The backup was indeed in place, by the time Rowse awoke from his nap. The two sergeants had found a small stone hut among the cherry trees on the mountainside opposite the hotel terrace. They had carefully removed one of the stones of the wall facing across the valley, which gave them a nice aperture from which to observe the hotel at a range of seven hundred yards. Their high-powered field glasses brought the dining terrace to a range that appeared to be twenty feet.
Dusk was deepening when they called up McCready and gave him directions to approach their hideout from the other side of the mountain. Bertie Marks drove according to the instructions, out of Pedhoulas and down two tracks, until they saw Danny standing in their way.

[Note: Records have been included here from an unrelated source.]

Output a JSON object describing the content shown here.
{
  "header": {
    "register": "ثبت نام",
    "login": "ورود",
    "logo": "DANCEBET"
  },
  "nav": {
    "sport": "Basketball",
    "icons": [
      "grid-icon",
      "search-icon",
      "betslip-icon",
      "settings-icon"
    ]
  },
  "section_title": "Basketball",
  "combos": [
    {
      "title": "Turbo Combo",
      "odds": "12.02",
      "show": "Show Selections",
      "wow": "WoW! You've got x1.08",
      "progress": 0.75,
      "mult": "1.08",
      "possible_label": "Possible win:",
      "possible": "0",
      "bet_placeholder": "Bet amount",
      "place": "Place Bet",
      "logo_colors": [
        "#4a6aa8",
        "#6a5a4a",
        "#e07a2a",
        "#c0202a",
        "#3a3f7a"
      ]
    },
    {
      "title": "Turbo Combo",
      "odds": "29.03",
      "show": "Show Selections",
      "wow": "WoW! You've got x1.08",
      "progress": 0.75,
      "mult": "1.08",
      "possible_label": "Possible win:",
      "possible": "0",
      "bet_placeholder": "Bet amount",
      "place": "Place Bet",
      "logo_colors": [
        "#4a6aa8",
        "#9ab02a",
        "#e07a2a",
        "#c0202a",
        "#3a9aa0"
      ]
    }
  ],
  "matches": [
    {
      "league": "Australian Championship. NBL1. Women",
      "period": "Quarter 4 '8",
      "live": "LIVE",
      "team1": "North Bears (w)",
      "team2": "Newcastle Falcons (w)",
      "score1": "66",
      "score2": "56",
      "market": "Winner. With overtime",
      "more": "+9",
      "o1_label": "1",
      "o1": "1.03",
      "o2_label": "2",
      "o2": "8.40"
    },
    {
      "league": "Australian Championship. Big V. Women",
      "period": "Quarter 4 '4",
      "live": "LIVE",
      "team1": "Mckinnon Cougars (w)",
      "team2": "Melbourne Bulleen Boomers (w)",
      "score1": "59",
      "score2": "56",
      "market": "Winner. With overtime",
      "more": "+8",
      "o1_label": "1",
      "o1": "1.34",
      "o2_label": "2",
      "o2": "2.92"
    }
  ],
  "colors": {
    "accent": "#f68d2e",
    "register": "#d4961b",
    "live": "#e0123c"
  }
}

Abandoning the car, McCready followed Danny around the curve of the mountain. They disappeared into the cherry orchard and made the hut without being perceived from across the valley. There, Bill handed McCready his image-intensifying night glasses.
On the dining terrace the lights were coming on, a ring of colored bulbs strung
around the perimeter of the dining area, with candles in sconces on each table.
“We’ll need Cypriot peasant clothes tomorrow, boss,” murmured Danny. “Can’t move around this hillside dressed as we are for long.”
McCready made a mental note to have Marks go to a village some miles away in the morning and buy the sort of canvas smocks and trousers they had seen farm workers by the wayside wearing. With luck, the hut would remain undisturbed; in May it was too late for the spraying of the blossom and too early for the harvest. The hut was clearly abandoned, its roof half-collapsed. Dust was everywhere; a few broken-hafted hoes and mattocks stood against one wall. For the SAS sergeants, who had lain for weeks among soaking scrapes on the hillsides of Ulster, it was like a four-star hotel.